Over a 4-year period starting in 2011, “a cumulative total of 2.1 million fewer HACs were experienced by hospital patients … relative to the number of HACs that would have occurred if rates had remained steady at the 2010 level,” the report noted. “Approximately 87,000 fewer patients died in the hospital as a result of the reduction in HACs, and approximately $19.8 billion in health care costs were saved from 2010 to 2014.”
❝“These results represent real people who did not die or suffer infections or harm in the hospital,” said Patrick Conway, MD, chief medical officer at the Centers for Medicare and Medicaid Services, in a conference call with reporters. “The data continue to show … that we are on our way to achieving the results in improving the quality of care in the hospital setting while investing our health dollars more wisely…”
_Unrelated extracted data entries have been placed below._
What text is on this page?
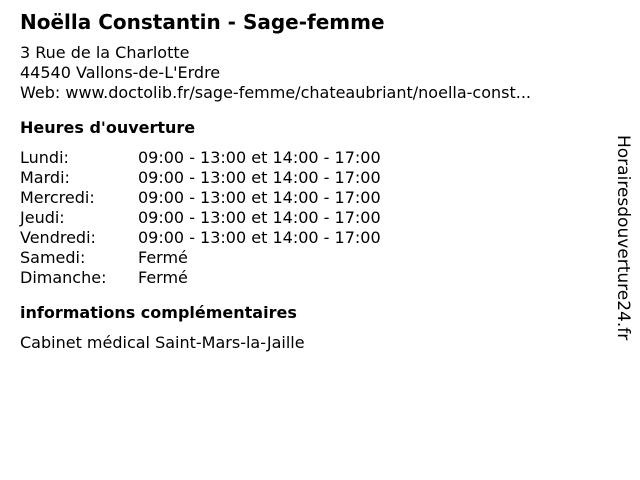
Noëlla Constantin - Sage-femme
3 Rue de la Charlotte
44540 Vallons-de-L'Erdre
Web: www.doctolib.fr/sage-femme/chateaubriant/noella-const...
Heures d'ouverture
Lundi:	09:00 - 13:00 et 14:00 - 17:00
Mardi:	09:00 - 13:00 et 14:00 - 17:00
Mercredi:	09:00 - 13:00 et 14:00 - 17:00
Jeudi:	09:00 - 13:00 et 14:00 - 17:00
Vendredi:	09:00 - 13:00 et 14:00 - 17:00
Samedi:	Fermé
Dimanche:	Fermé
informations complémentaires
Cabinet médical Saint-Mars-la-Jaille
Horairesdouverture24.fr
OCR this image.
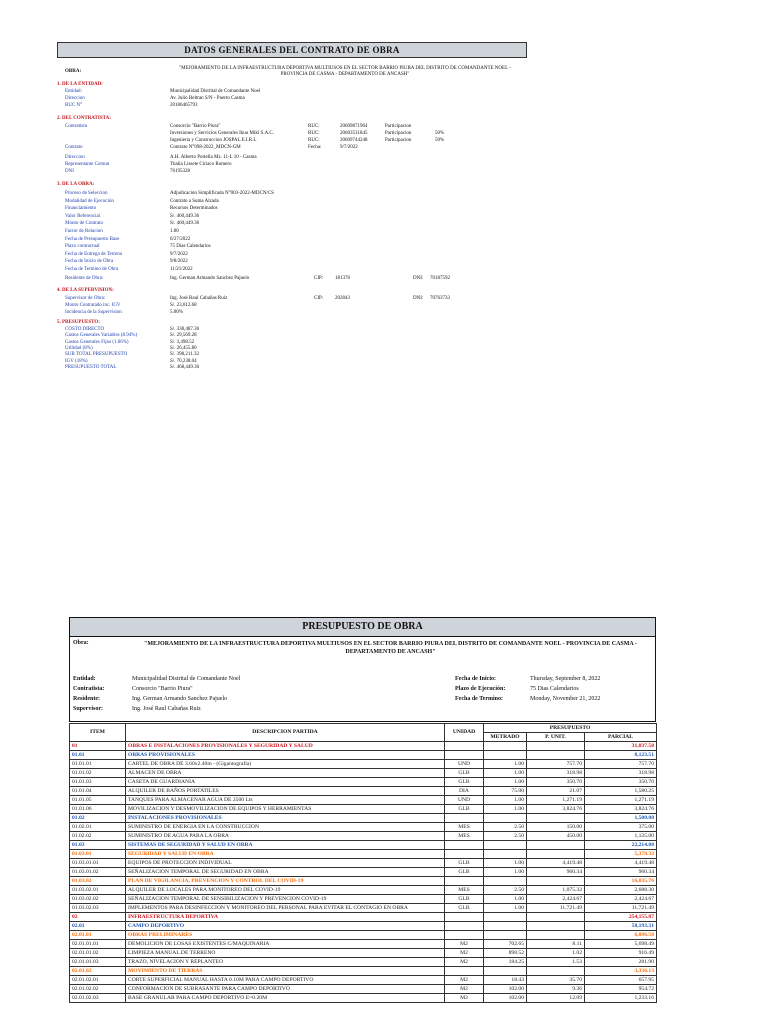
DATOS GENERALES DEL CONTRATO DE OBRA
OBRA:
"MEJORAMIENTO DE LA INFRAESTRUCTURA DEPORTIVA MULTIUSOS EN EL SECTOR BARRIO PIURA DEL DISTRITO DE COMANDANTE NOEL - PROVINCIA DE CASMA - DEPARTAMENTO DE ANCASH"
1. DE LA ENTIDAD:
Entidad:	Municipalidad Distrital de Comandante Noel
Direccion	Av. Julio Beltran S/N - Puerto Casma
RUC N°	20186465793
2. DEL CONTRATISTA:
Contratista	Consorcio "Barrio Piura"	RUC:	20609871964	Participacion
Inversiones y Servicios Generales Ikuo Mikl S.A.C.	RUC:	20603531845	Participacion	50%
Ingenieria y Construccion JOSPAL E.I.R.L	RUC:	20609744248	Participacion	50%
Contrato	Contrato N°098-2022_MDCN-GM	Fecha:	9/7/2022
Direccion	A.H. Alberto Portella Mz. 11-L 10 - Casma
Representante Comun	Thalia Lissete Ciriaco Romero
DNI	76195328
3. DE LA OBRA:
Proceso de Seleccion	Adjudicacion Simplificada N°003-2022-MDCN/CS
Modalidad de Ejecución	Contrato a Suma Alzada
Financiamiento	Recursos Determinados
Valor Referencial	S/. 460,449.36
Monto de Contrato	S/. 460,449.36
Factor de Relacion	1.00
Fecha de Presupuesto Base	6/27/2022
Plazo contractual	75 Dias Calendarios
Fecha de Entrega de Terreno	9/7/2022
Fecha de Inicio de Obra	9/8/2022
Fecha de Termino de Obra	11/21/2022
Residente de Obra:	Ing. German Armando Sanchez Pajuelo	CIP: 181376	DNI: 70187592
4. DE LA SUPERVISION:
Supervisor de Obra:	Ing. José Raul Cabañas Ruiz	CIP: 202843	DNI: 70763733
Monto Contratado inc. IGV	S/. 23,012.68
Incidencia de la Supervision	5.00%
5. PRESUPUESTO:
COSTO DIRECTO	S/. 338,487.36
Gastos Generales Variables (8.94%)	S/. 29,569.28
Gastos Generales Fijos (1.06%)	S/. 3,498.52
Utilidad (8%)	S/. 26,455.80
SUB TOTAL PRESUPUESTO	S/. 398,211.32
IGV (18%)	S/. 70,238.04
PRESUPUESTO TOTAL	S/. 468,449.36
PRESUPUESTO DE OBRA
Obra:	"MEJORAMIENTO DE LA INFRAESTRUCTURA DEPORTIVA MULTIUSOS EN EL SECTOR BARRIO PIURA DEL DISTRITO DE COMANDANTE NOEL - PROVINCIA DE CASMA - DEPARTAMENTO DE ANCASH"
Entidad:	Municipalidad Distrital de Comandante Noel
Contratista:	Consorcio "Barrio Piura"
Residente:	Ing. German Armando Sanchez Pajuelo
Supervisor:	Ing. José Raul Cabañas Ruiz
Fecha de Inicio:	Thursday, September 8, 2022
Plazo de Ejecución:	75 Dias Calendarios
Fecha de Termino:	Monday, November 21, 2022
ITEM	DESCRIPCION PARTIDA	UNIDAD	PRESUPUESTO		
			METRADO	P. UNIT.	PARCIAL
01	OBRAS E INSTALACIONES PROVISIONALES Y SEGURIDAD Y SALUD				31,837.58
01.01	OBRAS PROVISIONALES				8,123.51
01.01.01	CARTEL DE OBRA DE 3.60x2.40m - (Gigantografia)	UND	1.00	757.70	757.70
01.01.02	ALMACEN DE OBRA	GLB	1.00	318.98	318.98
01.01.03	CASETA DE GUARDIANIA	GLB	1.00	350.70	350.70
01.01.04	ALQUILER DE BAÑOS PORTATILES	DIA	75.00	21.07	1,580.25
01.01.05	TANQUES PARA ALMACENAR AGUA DE 2500 Lts	UND	1.00	1,271.19	1,271.19
01.01.06	MOVILIZACION Y DESMOVILIZACION DE EQUIPOS Y HERRAMIENTAS	GLB	1.00	3,824.76	3,824.76
01.02	INSTALACIONES PROVISIONALES				1,500.00
01.02.01	SUMINISTRO DE ENERGIA EN LA CONSTRUCCION	MES	2.50	150.00	375.00
01.02.02	SUMINISTRO DE AGUA PARA LA OBRA	MES	2.50	450.00	1,125.00
01.03	SISTEMAS DE SEGURIDAD Y SALUD EN OBRA				22,214.08
01.03.01	SEGURIDAD Y SALUD EN OBRA				5,378.32
01.03.01.01	EQUIPOS DE PROTECCION INDIVIDUAL	GLB	1.00	4,419.48	4,419.48
01.03.01.02	SEÑALIZACION TEMPORAL DE SEGURIDAD EN OBRA	GLB	1.00	960.34	960.34
01.03.02	PLAN DE VIGILANCIA, PREVENCION Y CONTROL DEL COVID-19				16,835.76
01.03.02.01	ALQUILER DE LOCALES PARA MONITOREO DEL COVID-19	MES	2.50	1,075.32	2,688.30
01.03.02.02	SEÑALIZACION TEMPORAL DE SENSIBILIZACION Y PREVENCION COVID-19	GLB	1.00	2,424.67	2,424.67
01.03.02.03	IMPLEMENTOS PARA DESINFECCION Y MONITOREO DEL PERSONAL PARA EVITAR EL CONTAGIO EN OBRA	GLB	1.00	11,721.49	11,721.49
02	INFRAESTRUCTURA DEPORTIVA				254,155.87
02.01	CAMPO DEPORTIVO				58,193.31
02.01.01	OBRAS PRELIMINARES				6,896.58
02.01.01.01	DEMOLICION DE LOSAS EXISTENTES C/MAQUINARIA	M2	702.65	8.11	5,698.49
02.01.01.02	LIMPIEZA MANUAL DE TERRENO	M2	898.52	1.02	916.49
02.01.01.03	TRAZO, NIVELACION Y REPLANTEO	M2	184.25	1.53	281.90
02.01.02	MOVIMIENTO DE TIERRAS				3,336.13
02.01.02.01	CORTE SUPERFICIAL MANUAL HASTA 0.10M PARA CAMPO DEPORTIVO	M2	18.43	35.70	657.95
02.01.02.02	CONFORMACION DE SUBRASANTE PARA CAMPO DEPORTIVO	M2	102.00	9.36	954.72
02.01.02.03	BASE GRANULAR PARA CAMPO DEPORTIVO E=0.20M	M2	102.00	12.09	1,233.16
❝Several factors account for the decreases, AHRQ director Richard Kronick said, “for example, the widespread implementation and improved use of electronic health records at hospitals, the Partnership for Patients effort was launched … and Medicare payment reforms were implemented.”
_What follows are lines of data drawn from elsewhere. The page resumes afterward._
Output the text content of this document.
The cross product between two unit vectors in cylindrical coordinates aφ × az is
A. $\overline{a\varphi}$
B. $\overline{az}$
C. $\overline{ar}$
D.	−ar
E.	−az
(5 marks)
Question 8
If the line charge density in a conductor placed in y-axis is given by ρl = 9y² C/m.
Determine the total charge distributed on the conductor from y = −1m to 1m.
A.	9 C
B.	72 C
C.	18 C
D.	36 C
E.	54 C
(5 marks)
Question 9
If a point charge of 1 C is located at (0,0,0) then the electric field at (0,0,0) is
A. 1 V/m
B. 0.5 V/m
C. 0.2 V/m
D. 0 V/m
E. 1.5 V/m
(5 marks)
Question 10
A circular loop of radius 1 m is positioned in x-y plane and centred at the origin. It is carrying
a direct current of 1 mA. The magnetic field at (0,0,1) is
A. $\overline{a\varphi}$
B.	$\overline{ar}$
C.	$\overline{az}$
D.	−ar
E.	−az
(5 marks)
“Progress was also made possible by investments made…in … producing evidence about how to make care safer, investing in tools and training to catalyze improvement, and investing in data and measures to be able to track change,” he said…
❝…Overall, the officials were pleased with the results. “As a practicing physician in the hospital setting, this work in improving patient safety is one of, if not the most important, thing we could do for patients,” said Conway. “Patients want to avoid infections and adverse harm events, and we need to have health system that’s as safe as possible for all patients.”
Kronick agreed. “Having been involved in this business for much longer than I care to remember … To see the progress here — 87,000 fewer people dying over the last 4 years than would have died if the 2010 rates remained in place — is very heartwarming for me.”